На этот раз он достал две совсем крохотные книжицы размером с ладонь, явно напечатанные за границей мелким шрифтом: «Доктор Живаго» Пастернака и «Бодался теленок с дубом» Солженицына.
Разговорились, что было и вовсе непривычно. Оказалось, Друшнер уже давно шел по этой жизни, подобно канатоходцу, который в любой миг рисковал свалиться в пропасть. Он и сам не понимал, как ему это сходило с рук, и никто его не прищучивал. Хотя ждал этого в каждый миг. Но, почему? А вот так, не мог иначе. Настал момент безумцу Орману смотреть на вовсе полоумного Друшнера, отца трех деток, то ли сверху вниз, то ли снизу вверх.

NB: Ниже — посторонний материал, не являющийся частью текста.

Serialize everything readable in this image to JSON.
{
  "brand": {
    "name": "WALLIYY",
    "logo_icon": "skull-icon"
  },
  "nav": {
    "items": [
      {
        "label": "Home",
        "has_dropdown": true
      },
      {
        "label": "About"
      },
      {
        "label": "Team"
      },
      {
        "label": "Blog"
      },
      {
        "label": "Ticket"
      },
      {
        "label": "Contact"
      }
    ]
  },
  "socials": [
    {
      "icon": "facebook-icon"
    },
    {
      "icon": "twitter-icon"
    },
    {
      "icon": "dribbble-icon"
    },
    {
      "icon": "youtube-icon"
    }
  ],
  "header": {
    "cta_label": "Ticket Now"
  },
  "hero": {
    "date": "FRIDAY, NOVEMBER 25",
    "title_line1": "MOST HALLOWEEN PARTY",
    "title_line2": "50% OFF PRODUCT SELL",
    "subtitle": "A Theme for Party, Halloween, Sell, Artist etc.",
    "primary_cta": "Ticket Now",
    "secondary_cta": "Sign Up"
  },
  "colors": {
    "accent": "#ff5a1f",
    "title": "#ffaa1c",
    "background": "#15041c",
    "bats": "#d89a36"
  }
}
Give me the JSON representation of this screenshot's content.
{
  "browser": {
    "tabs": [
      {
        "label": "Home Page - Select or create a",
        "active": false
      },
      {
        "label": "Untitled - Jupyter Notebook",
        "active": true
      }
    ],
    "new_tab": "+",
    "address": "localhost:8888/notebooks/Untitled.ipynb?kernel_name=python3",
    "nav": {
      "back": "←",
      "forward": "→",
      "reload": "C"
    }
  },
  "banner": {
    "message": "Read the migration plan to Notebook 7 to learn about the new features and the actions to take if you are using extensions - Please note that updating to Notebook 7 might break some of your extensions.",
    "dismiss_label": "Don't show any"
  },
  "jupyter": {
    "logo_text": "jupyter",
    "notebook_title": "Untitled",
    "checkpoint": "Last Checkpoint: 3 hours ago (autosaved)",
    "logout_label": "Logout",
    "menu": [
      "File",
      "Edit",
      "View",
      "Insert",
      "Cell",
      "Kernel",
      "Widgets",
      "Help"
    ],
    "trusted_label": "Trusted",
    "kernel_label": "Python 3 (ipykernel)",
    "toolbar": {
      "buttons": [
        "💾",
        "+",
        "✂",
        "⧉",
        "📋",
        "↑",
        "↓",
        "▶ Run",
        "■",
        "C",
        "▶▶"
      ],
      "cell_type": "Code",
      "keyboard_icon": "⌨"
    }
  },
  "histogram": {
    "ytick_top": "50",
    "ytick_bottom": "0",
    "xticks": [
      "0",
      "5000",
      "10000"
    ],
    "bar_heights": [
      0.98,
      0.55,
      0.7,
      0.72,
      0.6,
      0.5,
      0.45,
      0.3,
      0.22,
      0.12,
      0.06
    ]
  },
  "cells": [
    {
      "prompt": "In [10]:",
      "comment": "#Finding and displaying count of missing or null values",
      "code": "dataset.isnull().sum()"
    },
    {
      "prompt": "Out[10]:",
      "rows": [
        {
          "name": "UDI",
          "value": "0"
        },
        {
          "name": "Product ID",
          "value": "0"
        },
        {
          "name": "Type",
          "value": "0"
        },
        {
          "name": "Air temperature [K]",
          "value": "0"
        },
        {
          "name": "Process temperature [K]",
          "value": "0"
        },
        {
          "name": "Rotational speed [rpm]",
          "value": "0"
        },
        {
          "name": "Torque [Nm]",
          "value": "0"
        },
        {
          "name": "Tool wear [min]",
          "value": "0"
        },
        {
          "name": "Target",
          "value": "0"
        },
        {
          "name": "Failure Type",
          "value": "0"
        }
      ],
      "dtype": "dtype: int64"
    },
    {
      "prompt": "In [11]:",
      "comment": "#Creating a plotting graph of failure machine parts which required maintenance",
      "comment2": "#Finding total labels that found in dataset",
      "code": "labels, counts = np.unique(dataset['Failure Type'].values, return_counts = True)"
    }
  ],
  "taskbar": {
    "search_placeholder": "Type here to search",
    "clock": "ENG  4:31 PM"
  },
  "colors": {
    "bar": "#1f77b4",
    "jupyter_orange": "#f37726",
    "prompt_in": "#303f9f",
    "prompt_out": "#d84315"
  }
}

Ночью приснился Орману сон: маленький человечек, рябой, в оспинку, по имени Сталин, закрыв глаза, тоненьким голоском пел «То не ветер ветку клонит… То мое сердечко стонет». Слезы катились из его глаз. И не было на свете человека, которого надо было бы более пожалеть. Брал бинокль. Куда-то ехал, окруженный трясущейся охраной. Притаившись в скрытой комнате, о которой никто не знал, но все боялись догадываться, следил в специально пробитое окошко через бинокль за тварями, ползающими и шевелящимися, и имена у них какие-то странно знакомые – Зиновьев, Каменев. Роскошный страх витал над Третьим Римом. Страх судей – и они лютуют. Но тут внезапно означился миг мирового молчания – Глас Божий с Синая. Не черное солнце мертвых, увиденное Мандельштамом, а черное солнце живых возникло с молнией и громами над высотами Синая, солнце высшего взлета Духа.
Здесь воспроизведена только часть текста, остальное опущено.